A man hurls back a tear gas grenade fired by Israeli forces during a protest by Palestinian students from Bir Ziet University, near Ofer military prison, close to the West Bank city of Ramallah, yesterday.
JERUSALEM: Israel yesterday promised Jordan that it would not allow Jews to pray at Jerusalem’s Al Aqsa mosque compound as scores of Jewish extremists tried to march to the flashpoint shrine.

With clashes raging in several Palestinian neighbourhoods in annexed east Jerusalem, Prime Minister Benjamin Netanyahu spoke by phone with Jordan’s King Abdullah II to personally reassure him there would be no changes to the decades-old status quo.

It came 24 hours after a tense confrontation at the mosque compound as Israeli police faced off with Palestinian stone-throwers bent on preventing a visit by Jewish extremists — prompting Jordan to recall its ambassador.

“I spoke today to King Abdullah of Jordan and we agreed that we will make every effort to calm the situation,” Netanyahu said.

“I explained to him that we’re keeping the status quo on the Temple Mount and that this includes Jordan’s traditional role there,” he said, using Israel’s name for the compound which once housed the two Jewish temples.

Under the current status quo, Jews are permitted to visit the esplanade but not to pray there for fear it would cause friction at one of the most sensitive holy sites in the Middle East.

King Abdullah “recalled that Jordan firmly rejected any measure undermining the sanctity of the Al Aqsa mosque”, a palace statement said.

Jordan’s status as custodian of the Al Aqsa mosque compound and other Muslim holy sites in annexed east Jerusalem is enshrined in the 1994 peace treaty between the two countries.

Concerns that Israel was set to legislate changes to the status quo have sparked weeks of unrest at the site.

As Netanyahu spoke, around 150 Jewish zealots gathered near the Old City for a march “to the gates of the Temple Mount”.

“We are proudly marching with high heads to the direction of the Temple Mount.
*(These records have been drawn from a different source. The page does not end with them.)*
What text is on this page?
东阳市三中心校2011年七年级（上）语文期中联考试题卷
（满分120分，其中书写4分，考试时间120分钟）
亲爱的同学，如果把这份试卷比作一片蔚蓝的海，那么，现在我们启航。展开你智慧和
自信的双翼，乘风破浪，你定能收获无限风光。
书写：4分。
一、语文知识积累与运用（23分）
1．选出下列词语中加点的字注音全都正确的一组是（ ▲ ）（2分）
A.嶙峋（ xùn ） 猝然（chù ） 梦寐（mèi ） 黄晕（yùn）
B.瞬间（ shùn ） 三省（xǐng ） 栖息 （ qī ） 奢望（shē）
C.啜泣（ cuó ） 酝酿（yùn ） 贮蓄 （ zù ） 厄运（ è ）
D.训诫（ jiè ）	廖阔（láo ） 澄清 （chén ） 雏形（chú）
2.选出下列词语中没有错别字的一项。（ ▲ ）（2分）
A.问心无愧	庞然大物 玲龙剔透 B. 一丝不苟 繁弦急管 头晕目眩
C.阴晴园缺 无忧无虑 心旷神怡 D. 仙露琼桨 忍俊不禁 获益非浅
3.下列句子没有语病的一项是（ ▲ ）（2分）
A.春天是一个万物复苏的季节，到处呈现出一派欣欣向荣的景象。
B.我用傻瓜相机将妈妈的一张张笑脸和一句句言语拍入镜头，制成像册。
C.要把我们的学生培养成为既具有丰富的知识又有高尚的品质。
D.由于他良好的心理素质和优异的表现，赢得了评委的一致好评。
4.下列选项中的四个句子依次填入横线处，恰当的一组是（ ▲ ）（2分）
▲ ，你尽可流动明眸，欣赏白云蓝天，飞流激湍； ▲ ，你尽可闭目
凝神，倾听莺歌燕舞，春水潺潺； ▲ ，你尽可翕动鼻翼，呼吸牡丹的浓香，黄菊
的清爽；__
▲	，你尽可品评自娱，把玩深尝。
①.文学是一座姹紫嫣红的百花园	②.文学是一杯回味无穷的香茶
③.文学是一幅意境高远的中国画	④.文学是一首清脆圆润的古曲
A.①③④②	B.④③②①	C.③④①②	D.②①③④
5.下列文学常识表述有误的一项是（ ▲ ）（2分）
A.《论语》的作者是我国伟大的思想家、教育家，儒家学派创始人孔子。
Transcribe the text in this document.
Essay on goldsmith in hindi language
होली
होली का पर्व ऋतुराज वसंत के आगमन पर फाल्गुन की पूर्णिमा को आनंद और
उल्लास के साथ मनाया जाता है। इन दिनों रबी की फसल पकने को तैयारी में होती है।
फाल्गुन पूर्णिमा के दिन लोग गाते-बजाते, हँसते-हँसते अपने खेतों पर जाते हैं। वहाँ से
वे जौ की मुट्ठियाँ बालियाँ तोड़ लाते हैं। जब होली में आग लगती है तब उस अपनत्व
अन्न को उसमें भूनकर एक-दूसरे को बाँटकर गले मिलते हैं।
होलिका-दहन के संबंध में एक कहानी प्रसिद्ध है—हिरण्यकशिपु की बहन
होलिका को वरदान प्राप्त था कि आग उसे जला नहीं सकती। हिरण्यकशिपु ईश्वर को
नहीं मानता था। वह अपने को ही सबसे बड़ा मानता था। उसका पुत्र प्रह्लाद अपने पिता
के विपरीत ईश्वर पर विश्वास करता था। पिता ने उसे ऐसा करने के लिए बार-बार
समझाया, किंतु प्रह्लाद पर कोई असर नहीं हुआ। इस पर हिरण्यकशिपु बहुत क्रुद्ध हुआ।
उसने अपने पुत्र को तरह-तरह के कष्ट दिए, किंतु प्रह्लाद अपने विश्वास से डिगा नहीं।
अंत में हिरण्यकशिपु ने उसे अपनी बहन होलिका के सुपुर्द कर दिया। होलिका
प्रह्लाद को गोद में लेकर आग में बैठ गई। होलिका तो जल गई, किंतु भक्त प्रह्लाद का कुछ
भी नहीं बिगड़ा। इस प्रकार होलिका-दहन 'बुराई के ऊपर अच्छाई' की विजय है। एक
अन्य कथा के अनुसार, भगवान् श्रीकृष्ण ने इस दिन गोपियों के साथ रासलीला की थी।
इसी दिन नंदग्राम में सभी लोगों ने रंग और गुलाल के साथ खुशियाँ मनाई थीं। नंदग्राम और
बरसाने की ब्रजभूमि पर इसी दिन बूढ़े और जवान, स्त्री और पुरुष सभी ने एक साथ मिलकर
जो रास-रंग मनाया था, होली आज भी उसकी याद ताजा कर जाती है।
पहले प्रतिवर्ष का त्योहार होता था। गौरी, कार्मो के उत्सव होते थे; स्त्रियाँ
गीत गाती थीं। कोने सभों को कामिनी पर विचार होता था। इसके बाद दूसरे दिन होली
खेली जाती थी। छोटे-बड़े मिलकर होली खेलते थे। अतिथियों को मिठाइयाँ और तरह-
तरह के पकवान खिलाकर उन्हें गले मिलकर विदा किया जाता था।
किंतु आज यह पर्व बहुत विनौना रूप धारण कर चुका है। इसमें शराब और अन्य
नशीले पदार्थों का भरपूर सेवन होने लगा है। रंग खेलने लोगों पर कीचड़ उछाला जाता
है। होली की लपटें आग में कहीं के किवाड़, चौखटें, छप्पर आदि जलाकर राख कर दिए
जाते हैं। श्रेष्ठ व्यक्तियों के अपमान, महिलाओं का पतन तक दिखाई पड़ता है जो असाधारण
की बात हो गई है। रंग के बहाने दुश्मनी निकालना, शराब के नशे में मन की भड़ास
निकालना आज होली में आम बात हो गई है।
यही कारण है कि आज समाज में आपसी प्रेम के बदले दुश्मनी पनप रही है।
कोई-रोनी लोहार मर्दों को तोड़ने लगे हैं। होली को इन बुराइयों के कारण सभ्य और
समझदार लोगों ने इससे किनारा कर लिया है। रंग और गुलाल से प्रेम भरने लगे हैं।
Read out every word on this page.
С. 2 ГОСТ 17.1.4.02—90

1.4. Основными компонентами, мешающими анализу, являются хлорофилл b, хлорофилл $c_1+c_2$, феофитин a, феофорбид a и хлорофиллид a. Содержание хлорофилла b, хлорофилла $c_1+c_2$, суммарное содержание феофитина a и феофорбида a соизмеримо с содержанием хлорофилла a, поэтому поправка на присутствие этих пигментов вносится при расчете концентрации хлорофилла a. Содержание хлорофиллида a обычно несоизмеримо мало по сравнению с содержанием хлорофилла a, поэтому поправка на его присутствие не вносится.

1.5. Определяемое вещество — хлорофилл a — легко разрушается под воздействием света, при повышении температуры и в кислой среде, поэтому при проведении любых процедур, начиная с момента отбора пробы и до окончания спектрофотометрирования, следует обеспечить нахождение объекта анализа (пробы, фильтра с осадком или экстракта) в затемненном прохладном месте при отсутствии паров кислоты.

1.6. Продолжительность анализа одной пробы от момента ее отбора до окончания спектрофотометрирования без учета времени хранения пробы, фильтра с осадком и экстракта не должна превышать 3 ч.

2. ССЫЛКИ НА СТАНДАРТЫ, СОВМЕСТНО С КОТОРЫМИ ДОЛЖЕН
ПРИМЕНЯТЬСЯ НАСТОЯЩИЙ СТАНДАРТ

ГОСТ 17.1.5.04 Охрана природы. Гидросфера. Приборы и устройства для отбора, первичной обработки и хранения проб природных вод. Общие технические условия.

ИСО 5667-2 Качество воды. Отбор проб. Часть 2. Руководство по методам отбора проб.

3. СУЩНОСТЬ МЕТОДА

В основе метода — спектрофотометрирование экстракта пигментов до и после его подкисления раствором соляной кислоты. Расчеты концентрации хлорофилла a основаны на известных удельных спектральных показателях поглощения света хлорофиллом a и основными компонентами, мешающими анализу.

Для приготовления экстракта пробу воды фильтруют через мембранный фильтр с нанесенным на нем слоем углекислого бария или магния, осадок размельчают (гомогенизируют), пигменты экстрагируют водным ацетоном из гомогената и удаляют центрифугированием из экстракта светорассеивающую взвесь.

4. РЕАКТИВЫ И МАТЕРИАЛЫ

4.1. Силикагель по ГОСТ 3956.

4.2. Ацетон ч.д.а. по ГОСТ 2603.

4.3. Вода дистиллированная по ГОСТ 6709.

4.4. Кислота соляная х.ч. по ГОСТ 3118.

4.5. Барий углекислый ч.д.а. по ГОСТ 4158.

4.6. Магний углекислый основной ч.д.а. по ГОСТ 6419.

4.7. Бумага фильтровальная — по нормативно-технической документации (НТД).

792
God willing, we’ll get there,” organiser Ariel Groner said at the site where a Palestinian recently tried to assassinate Yehuda Glick, a hardline campaigner for Jewish prayer rights at the compound.

Groner explained the march was meant as a display of Jewish sovereignty over Jerusalem, including its eastern sector.

Demonstrators then marched towards the Western Wall, which organisers termed “what we call the gates of the Temple Mount”, but were finally stopped by police before the entrance to the plaza, where they prayed for Glick’s speedy recovery.

Elsewhere in the occupied eastern sector of the city, heavy clashes broke out between police and Palestinian stone-throwers.

The worst violence was in Shuafat refugee camp, where around 200 youths hurled rocks and firecrackers at the security forces, who responded with tear gas, percussion grenades and sponge rounds, a correspondent said.

Police announced late yesterday they would prevent men under 35 from entering Al Aqsa compound for Friday prayers, since they had intelligence indicating “Arab youths intended to disrupt order” following services.

East Jerusalem has been gripped by unrest for months, but tensions surged on Wednesday after the confrontations at Al Aqsa and a deadly attack in which a Palestinian from Shuafat refugee camp deliberately ran over two groups of pedestrians.

A border policeman was killed and nine other people were injured. The Palestinian driver was shot dead by police.

Last morning the city was calm, although the police worked through the night to set up roadblocks in flashpoint Palestinian neighbourhoods and deployed reinforcements at key junctions.